ただ、冷静に考えるとファンメル王国も強い兵はいるように思えるが、国土が広いせいか、はたまた別の理由か、手が回っていないように思える。それも魔王の復活が関係しているのかもしれないが、キマイラの侵入の件と併せて考えると、少しばかり心配だ。
「わかりました。これから、桜を起こして城に向かおうと思います。もし、またどこかでご一緒することがあれば、よろしくお願いいたします」
「ふっ、君ならば十分にその資格はありそうだ。もしも、君がこの国の出身であったならば、最強の剣と盾を名乗っていたかもしれんな」
「そんなことないですよ。それにファンメル王国にはローレンス辺境伯がいらっしゃるじゃないですか」
マリーの父にして蓮華帝国との国境を守るローレンス辺境伯。その実力は彼を知る者なら誰もが「デタラメ」と評するほどの強さだ。比べることすら間違っている。
否定をする勇輝だったが、ケアリーは小さく首を横に振った。
「確かに、君の素の膂力はアイツには及ばないだろう。しかし、身体強化の身のこなしは劣っているとは思えない。それに何より、だ。その劣っているはずの力で、日ノ本国の鬼を切り裂いたのは事実だ。私の見立てでは、アレックスの馬鹿力でも首はおろか、腕一本落とせそうにないと思うのだがな」
それは流石に言い過ぎだと勇輝は感じた。きっと、何度も王国側からの依頼をこなしている勇輝へのリップサービスだと。
そんな勇輝にケアリーは数秒ほど、真剣な表情で見つめて来た。それが本当に思っていたことであると言わんばかりの揺らぐことのない瞳に、勇輝は唾を飲み込む。
「……おっと、失礼。これから少し外壁の門に連絡をしに行かなくてはいけないのだった。まったく、結界が壊れたのならば、それは宮廷魔法使いたちの役目だというのに人使いが荒い国だ」
冗談を言いながら足を踏み出したケアリーに、勇輝は道を譲る。微かな足音を立てて去って行くケアリーの背を見送り、勇輝は寮へと急ぐことにした。
寮に足を踏み入れる前に、軽く雪と泥を落とし、足を滑らせないように階段を上っていく。桜の部屋の前まで行くと、ちょうど桜が扉から出てくるところだった。
「あ、勇輝さん。おはよう。
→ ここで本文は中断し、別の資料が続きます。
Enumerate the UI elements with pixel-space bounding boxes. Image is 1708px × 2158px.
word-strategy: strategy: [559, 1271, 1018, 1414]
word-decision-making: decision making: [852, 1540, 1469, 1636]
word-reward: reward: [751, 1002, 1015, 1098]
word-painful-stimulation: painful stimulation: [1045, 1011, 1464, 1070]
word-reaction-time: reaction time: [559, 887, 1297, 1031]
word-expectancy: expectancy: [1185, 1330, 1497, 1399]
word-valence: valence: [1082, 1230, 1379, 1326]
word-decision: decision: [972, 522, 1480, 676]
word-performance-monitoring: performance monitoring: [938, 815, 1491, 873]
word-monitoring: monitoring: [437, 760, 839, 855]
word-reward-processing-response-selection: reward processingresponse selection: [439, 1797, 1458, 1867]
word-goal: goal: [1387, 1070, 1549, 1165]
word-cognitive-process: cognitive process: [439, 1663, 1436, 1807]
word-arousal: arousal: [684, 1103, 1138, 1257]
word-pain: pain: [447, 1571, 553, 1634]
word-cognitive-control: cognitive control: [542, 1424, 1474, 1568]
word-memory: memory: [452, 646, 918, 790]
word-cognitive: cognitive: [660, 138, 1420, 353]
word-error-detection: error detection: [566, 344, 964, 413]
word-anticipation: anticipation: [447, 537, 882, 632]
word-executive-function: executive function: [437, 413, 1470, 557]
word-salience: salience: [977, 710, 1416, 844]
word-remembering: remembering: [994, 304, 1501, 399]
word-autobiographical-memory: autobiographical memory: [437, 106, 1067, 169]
どこに行ってたの?」
「ちょっと結界が心配だったから、見晴らしのいい塔から確認しに行って来たんだ。近衛騎士のケアリーさんとかまで動いているから、今のところは平穏無事だと思いたいな」
「そう。良かった……。何か事件に巻き込まれてないかと思って、探しに行こうと思ってて」
胸を撫でおろし桜は、扉を開いて勇輝に中に入るように体を翻す。そんな彼女の背を押して、勇輝は扉を掴んだ。
「ほら、まだ外は寒いから中に入りなよ。少し大切な話があるからさ」
「大切な――話?」
桜の背に当てていた手に、彼女が強張るのが伝わって来た。